HS data are proven to be more resourceful compared to MS data for object detection, classification and several other applications. However, absence of any space-borne HS sensor and high cost and limited obtainability of airborne sensors-based images limit the use of HS data. Transformation of readily available MS data into quasi-HS data can be a feasible solution for this issue. A deep learning-based regression algorithm, convolutional neural network regression (CNNR), is proposed as part of this thesis for MS (i.e. Landsat-7/8) to quasi-HS (i.e. quasi-Hyperion) data transformation. CNNR model introduces the advantages of nonlinear modelling and assimilation of spatial information in the regression-based modelling. The proposed CNNR model is compared with the pseudo-HS image transformation algorithm (PHITA), stepwise linear regression (SLR), and support vector regression (SVR) models by evaluating the quality of the quasi-Hyperion data. Several statistical metrics are calculated to compare each band’s reflectance values as well as spectral reflectance curve of each pixel of the quasi-Hyperion data with that of the original Hyperion data. The developed models and generated quasi-Hyperion data are also evaluated with application to crop classification. Analyzing the results of all the experiments, it is evident that CNNR model is more efficient compared to PHITA, SLR, and SVR in creating the quasi-Hyperion data and this transformed data are proven to be resourceful for crop classification application. The proposed CNNR model-based MS to quasi-HS data transformation approach can be used as a viable alternative for different applications in the absence of original HS images.

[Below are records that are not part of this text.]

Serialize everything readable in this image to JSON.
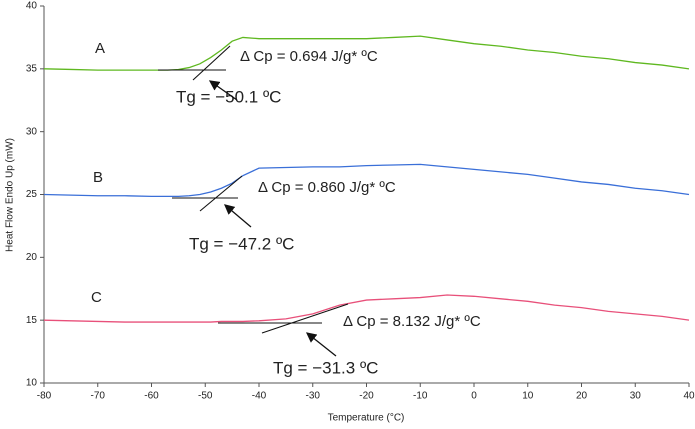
{
  "chart_data": {
    "type": "line",
    "x_label": "Temperature (°C)",
    "y_label": "Heat Flow Endo Up (mW)",
    "x": [
      -80,
      -75,
      -70,
      -65,
      -60,
      -57,
      -55,
      -53,
      -51,
      -49,
      -47,
      -45,
      -43,
      -40,
      -35,
      -30,
      -25,
      -20,
      -15,
      -10,
      -5,
      0,
      5,
      10,
      15,
      20,
      25,
      30,
      35,
      40
    ],
    "series": [
      {
        "name": "A",
        "color": "#5fb820",
        "values": [
          35,
          34.95,
          34.9,
          34.9,
          34.9,
          34.9,
          34.95,
          35.1,
          35.4,
          35.9,
          36.5,
          37.2,
          37.5,
          37.4,
          37.4,
          37.4,
          37.4,
          37.4,
          37.5,
          37.6,
          37.3,
          37.0,
          36.8,
          36.5,
          36.3,
          36.0,
          35.8,
          35.5,
          35.3,
          35.0
        ]
      },
      {
        "name": "B",
        "color": "#3a6fd8",
        "values": [
          25,
          24.95,
          24.9,
          24.9,
          24.85,
          24.85,
          24.85,
          24.9,
          25.0,
          25.2,
          25.5,
          25.9,
          26.5,
          27.1,
          27.15,
          27.2,
          27.2,
          27.3,
          27.35,
          27.4,
          27.2,
          27.0,
          26.8,
          26.6,
          26.3,
          26.0,
          25.8,
          25.5,
          25.3,
          25.0
        ]
      },
      {
        "name": "C",
        "color": "#e8507a",
        "values": [
          15,
          14.95,
          14.9,
          14.85,
          14.85,
          14.85,
          14.85,
          14.85,
          14.85,
          14.85,
          14.9,
          14.9,
          14.9,
          14.95,
          15.1,
          15.5,
          16.2,
          16.6,
          16.7,
          16.8,
          17.0,
          16.9,
          16.7,
          16.5,
          16.2,
          16.0,
          15.7,
          15.5,
          15.3,
          15.0
        ]
      }
    ],
    "annotations": [
      "Δ Cp = 0.694 J/g* ºC",
      "Tg = −50.1 ºC",
      "Δ Cp = 0.860 J/g* ºC",
      "Tg = −47.2 ºC",
      "Δ Cp = 8.132 J/g* ºC",
      "Tg = −31.3 ºC"
    ],
    "xlim": [
      -80,
      40
    ],
    "xticks": [
      -80,
      -70,
      -60,
      -50,
      -40,
      -30,
      -20,
      -10,
      0,
      10,
      20,
      30,
      40
    ],
    "ylim": [
      10,
      40
    ],
    "yticks": [
      10,
      15,
      20,
      25,
      30,
      35,
      40
    ],
    "grid": false
  }
}
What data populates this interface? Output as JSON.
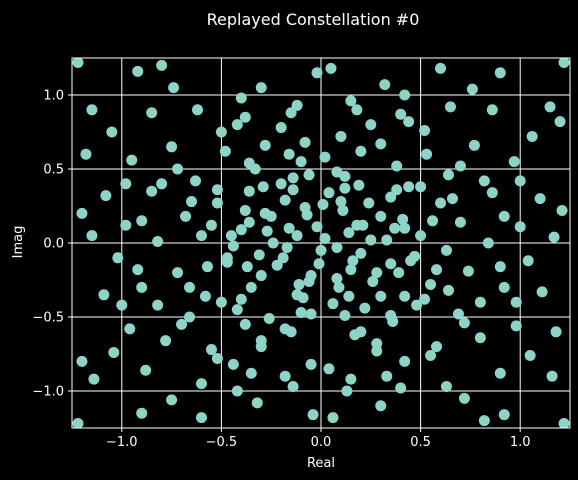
{
  "chart_data": {
    "type": "scatter",
    "title": "Replayed Constellation #0",
    "xlabel": "Real",
    "ylabel": "Imag",
    "xlim": [
      -1.25,
      1.25
    ],
    "ylim": [
      -1.25,
      1.25
    ],
    "xticks": [
      -1.0,
      -0.5,
      0.0,
      0.5,
      1.0
    ],
    "yticks": [
      -1.0,
      -0.5,
      0.0,
      0.5,
      1.0
    ],
    "xtick_labels": [
      "−1.0",
      "−0.5",
      "0.0",
      "0.5",
      "1.0"
    ],
    "ytick_labels": [
      "−1.0",
      "−0.5",
      "0.0",
      "0.5",
      "1.0"
    ],
    "grid": true,
    "colors": {
      "background": "#000000",
      "marker": "#8dd3c7",
      "grid": "#ffffff",
      "text": "#ffffff"
    },
    "series": [
      {
        "points": [
          [
            -0.12,
            0.05
          ],
          [
            0.08,
            -0.03
          ],
          [
            -0.25,
            0.18
          ],
          [
            0.21,
            0.12
          ],
          [
            -0.05,
            -0.22
          ],
          [
            0.15,
            -0.18
          ],
          [
            -0.31,
            -0.08
          ],
          [
            0.33,
            0.02
          ],
          [
            -0.18,
            0.29
          ],
          [
            0.04,
            0.34
          ],
          [
            -0.02,
            0.11
          ],
          [
            0.11,
            0.22
          ],
          [
            -0.22,
            -0.15
          ],
          [
            0.26,
            -0.26
          ],
          [
            -0.38,
            0.22
          ],
          [
            0.41,
            0.16
          ],
          [
            -0.09,
            -0.37
          ],
          [
            0.06,
            -0.41
          ],
          [
            -0.44,
            -0.02
          ],
          [
            0.47,
            -0.09
          ],
          [
            -0.14,
            0.44
          ],
          [
            0.19,
            0.39
          ],
          [
            -0.29,
            0.38
          ],
          [
            0.35,
            0.31
          ],
          [
            -0.35,
            -0.3
          ],
          [
            0.3,
            -0.36
          ],
          [
            -0.01,
            -0.14
          ],
          [
            0.14,
            0.07
          ],
          [
            -0.07,
            0.19
          ],
          [
            0.2,
            -0.07
          ],
          [
            -0.17,
            -0.03
          ],
          [
            0.01,
            0.26
          ],
          [
            -0.27,
            0.08
          ],
          [
            0.24,
            0.27
          ],
          [
            -0.11,
            -0.28
          ],
          [
            0.09,
            -0.3
          ],
          [
            -0.4,
            0.09
          ],
          [
            0.39,
            -0.2
          ],
          [
            -0.2,
            0.4
          ],
          [
            0.12,
            0.45
          ],
          [
            -0.47,
            -0.13
          ],
          [
            0.5,
            0.05
          ],
          [
            -0.05,
            -0.48
          ],
          [
            0.22,
            -0.44
          ],
          [
            -0.33,
            0.5
          ],
          [
            0.44,
            0.38
          ],
          [
            -0.52,
            0.27
          ],
          [
            0.55,
            -0.28
          ],
          [
            -0.26,
            -0.51
          ],
          [
            0.35,
            -0.49
          ],
          [
            -0.58,
            -0.36
          ],
          [
            0.6,
            0.27
          ],
          [
            -0.1,
            0.55
          ],
          [
            0.02,
            0.58
          ],
          [
            -0.6,
            0.05
          ],
          [
            0.63,
            -0.05
          ],
          [
            -0.15,
            -0.6
          ],
          [
            0.17,
            -0.62
          ],
          [
            -0.42,
            -0.45
          ],
          [
            0.48,
            -0.42
          ],
          [
            -0.68,
            0.18
          ],
          [
            0.7,
            0.14
          ],
          [
            -0.48,
            0.62
          ],
          [
            0.53,
            0.6
          ],
          [
            -0.08,
            0.68
          ],
          [
            0.1,
            0.72
          ],
          [
            -0.72,
            -0.2
          ],
          [
            0.74,
            -0.19
          ],
          [
            -0.3,
            -0.7
          ],
          [
            0.28,
            -0.73
          ],
          [
            -0.63,
            0.42
          ],
          [
            0.64,
            0.46
          ],
          [
            -0.66,
            -0.5
          ],
          [
            0.69,
            -0.48
          ],
          [
            -0.2,
            0.78
          ],
          [
            0.25,
            0.8
          ],
          [
            -0.82,
            0.01
          ],
          [
            0.84,
            0.0
          ],
          [
            -0.05,
            -0.82
          ],
          [
            0.04,
            -0.85
          ],
          [
            -0.55,
            -0.72
          ],
          [
            0.58,
            -0.7
          ],
          [
            -0.85,
            0.35
          ],
          [
            0.86,
            0.34
          ],
          [
            -0.38,
            0.85
          ],
          [
            0.4,
            0.87
          ],
          [
            -0.9,
            -0.3
          ],
          [
            0.92,
            -0.3
          ],
          [
            -0.35,
            -0.88
          ],
          [
            0.33,
            -0.9
          ],
          [
            -0.75,
            0.65
          ],
          [
            0.77,
            0.66
          ],
          [
            -0.78,
            -0.66
          ],
          [
            0.8,
            -0.64
          ],
          [
            -0.12,
            0.93
          ],
          [
            0.15,
            0.96
          ],
          [
            -0.98,
            0.12
          ],
          [
            1.0,
            0.11
          ],
          [
            -0.14,
            -0.97
          ],
          [
            0.13,
            -1.0
          ],
          [
            -1.02,
            -0.1
          ],
          [
            1.04,
            -0.12
          ],
          [
            -0.62,
            0.9
          ],
          [
            0.65,
            0.92
          ],
          [
            -0.95,
            0.56
          ],
          [
            0.97,
            0.55
          ],
          [
            -0.96,
            -0.58
          ],
          [
            0.98,
            -0.56
          ],
          [
            -0.6,
            -0.95
          ],
          [
            0.63,
            -0.97
          ],
          [
            -0.3,
            1.05
          ],
          [
            0.32,
            1.07
          ],
          [
            -1.08,
            0.32
          ],
          [
            1.1,
            0.3
          ],
          [
            -1.09,
            -0.35
          ],
          [
            1.11,
            -0.33
          ],
          [
            -0.32,
            -1.08
          ],
          [
            0.3,
            -1.1
          ],
          [
            -0.85,
            0.88
          ],
          [
            0.86,
            0.9
          ],
          [
            -0.88,
            -0.86
          ],
          [
            0.9,
            -0.88
          ],
          [
            -1.15,
            0.05
          ],
          [
            1.17,
            0.04
          ],
          [
            -0.02,
            1.15
          ],
          [
            0.05,
            1.18
          ],
          [
            -0.04,
            -1.16
          ],
          [
            0.06,
            -1.18
          ],
          [
            -1.2,
            -0.8
          ],
          [
            1.2,
            0.82
          ],
          [
            -0.8,
            1.2
          ],
          [
            0.82,
            -1.2
          ],
          [
            -1.18,
            0.6
          ],
          [
            1.18,
            -0.6
          ],
          [
            -0.6,
            -1.18
          ],
          [
            0.6,
            1.18
          ],
          [
            -1.22,
            1.22
          ],
          [
            1.22,
            -1.22
          ],
          [
            1.22,
            1.22
          ],
          [
            -1.22,
            -1.22
          ],
          [
            -0.45,
            0.05
          ],
          [
            0.42,
            0.1
          ],
          [
            -0.47,
            -0.1
          ],
          [
            0.45,
            -0.12
          ],
          [
            -0.06,
            0.46
          ],
          [
            0.08,
            0.48
          ],
          [
            -0.1,
            -0.47
          ],
          [
            0.12,
            -0.49
          ],
          [
            -0.28,
            0.2
          ],
          [
            0.3,
            0.18
          ],
          [
            -0.3,
            -0.22
          ],
          [
            0.28,
            -0.2
          ],
          [
            -0.16,
            0.1
          ],
          [
            0.18,
            0.12
          ],
          [
            -0.19,
            -0.1
          ],
          [
            0.16,
            -0.12
          ],
          [
            -0.08,
            0.24
          ],
          [
            0.1,
            0.28
          ],
          [
            -0.06,
            -0.26
          ],
          [
            0.08,
            -0.24
          ],
          [
            -0.36,
            0.35
          ],
          [
            0.38,
            0.36
          ],
          [
            -0.4,
            -0.38
          ],
          [
            0.42,
            -0.36
          ],
          [
            -0.55,
            0.12
          ],
          [
            0.56,
            0.15
          ],
          [
            -0.57,
            -0.16
          ],
          [
            0.58,
            -0.18
          ],
          [
            -0.16,
            0.6
          ],
          [
            0.2,
            0.62
          ],
          [
            -0.18,
            -0.58
          ],
          [
            0.2,
            -0.6
          ],
          [
            -0.72,
            0.5
          ],
          [
            0.7,
            0.52
          ],
          [
            -0.7,
            -0.55
          ],
          [
            0.72,
            -0.54
          ],
          [
            -0.5,
            0.75
          ],
          [
            0.52,
            0.76
          ],
          [
            -0.52,
            -0.78
          ],
          [
            0.55,
            -0.76
          ],
          [
            -0.9,
            0.15
          ],
          [
            0.92,
            0.18
          ],
          [
            -0.92,
            -0.18
          ],
          [
            0.9,
            -0.16
          ],
          [
            -0.15,
            0.88
          ],
          [
            0.18,
            0.9
          ],
          [
            -0.18,
            -0.9
          ],
          [
            0.15,
            -0.92
          ],
          [
            -1.05,
            0.75
          ],
          [
            1.06,
            0.72
          ],
          [
            -1.04,
            -0.74
          ],
          [
            1.05,
            -0.76
          ],
          [
            -0.74,
            1.05
          ],
          [
            0.76,
            1.04
          ],
          [
            -0.75,
            -1.06
          ],
          [
            0.72,
            -1.05
          ],
          [
            -0.24,
            0.0
          ],
          [
            0.25,
            0.02
          ],
          [
            0.0,
            -0.05
          ],
          [
            0.02,
            0.03
          ],
          [
            -0.36,
            0.14
          ],
          [
            0.37,
            0.1
          ],
          [
            -0.37,
            -0.16
          ],
          [
            0.35,
            -0.14
          ],
          [
            -0.14,
            0.36
          ],
          [
            0.12,
            0.37
          ],
          [
            -0.12,
            -0.35
          ],
          [
            0.14,
            -0.36
          ],
          [
            -0.52,
            0.36
          ],
          [
            0.5,
            0.38
          ],
          [
            -0.5,
            -0.4
          ],
          [
            0.52,
            -0.38
          ],
          [
            -0.36,
            0.54
          ],
          [
            0.38,
            0.52
          ],
          [
            -0.38,
            -0.55
          ],
          [
            0.36,
            -0.53
          ],
          [
            -0.65,
            0.28
          ],
          [
            0.66,
            0.3
          ],
          [
            -0.66,
            -0.3
          ],
          [
            0.64,
            -0.32
          ],
          [
            -0.28,
            0.66
          ],
          [
            0.3,
            0.67
          ],
          [
            -0.3,
            -0.66
          ],
          [
            0.28,
            -0.68
          ],
          [
            -0.8,
            0.4
          ],
          [
            0.82,
            0.42
          ],
          [
            -0.82,
            -0.42
          ],
          [
            0.8,
            -0.4
          ],
          [
            -0.42,
            0.8
          ],
          [
            0.44,
            0.82
          ],
          [
            -0.44,
            -0.82
          ],
          [
            0.42,
            -0.8
          ],
          [
            -0.98,
            0.4
          ],
          [
            1.0,
            0.42
          ],
          [
            -1.0,
            -0.42
          ],
          [
            0.98,
            -0.4
          ],
          [
            -0.4,
            0.98
          ],
          [
            0.42,
            1.0
          ],
          [
            -0.42,
            -1.0
          ],
          [
            0.4,
            -0.98
          ],
          [
            -1.15,
            0.9
          ],
          [
            1.15,
            0.92
          ],
          [
            -1.14,
            -0.92
          ],
          [
            1.16,
            -0.9
          ],
          [
            -0.92,
            1.16
          ],
          [
            0.9,
            1.15
          ],
          [
            -0.9,
            -1.15
          ],
          [
            0.92,
            -1.16
          ],
          [
            -1.2,
            0.2
          ],
          [
            1.21,
            0.22
          ]
        ]
      }
    ]
  }
}
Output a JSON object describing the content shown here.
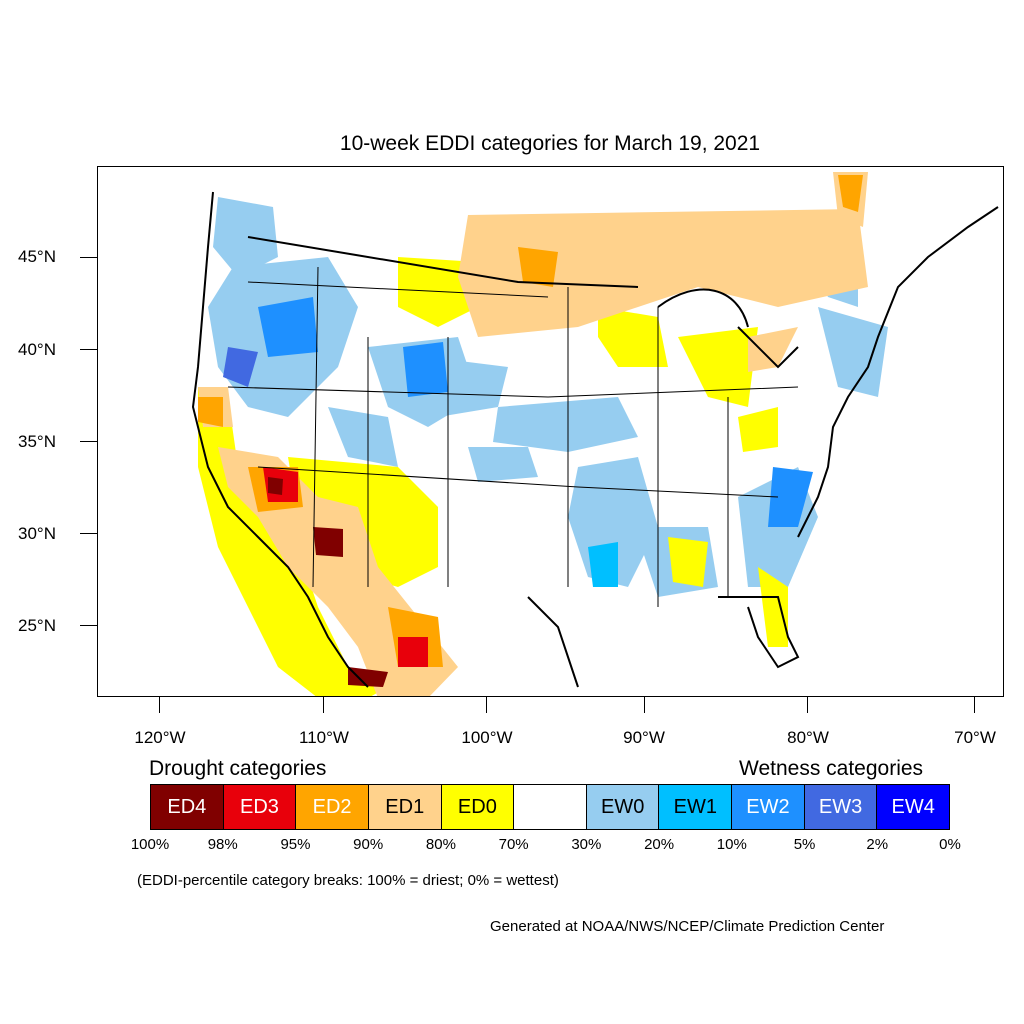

HS data are investigated for estimation of chlorophyll content, which is one of the essential biochemical parameters to assess the growth process of the fruit trees. This study developed a model for estimation of canopy averaged chlorophyll content (CACC) of pear trees using the convolutional auto-encoder (CAE) features of HS data. This study also demonstrated the inspection of anomaly among the trees by employing multi-dimensional scaling (MDS) on the CAE features and detected the outlier trees, prior to fit nonlinear regression models. These outlier trees are excluded from further experiments which helped in improving the prediction performance of CACC. Gaussian process regression (GPR) and support vector regression (SVR) techniques are investigated as nonlinear regression models and used for prediction of CACC. The CAE features are proven to be providing better prediction of CACC, compared to the direct use of HS bands or vegetation indices as predictors. Training of the regression models, excluding the outlier trees, improved the CACC prediction performance. It is evident from the experiments that GPR can predict the CACC with better accuracy compared to SVR. In addition, the reliability of the tree canopy masks, which are utilized for averaging the features’ values for a particular tree, is also evaluated.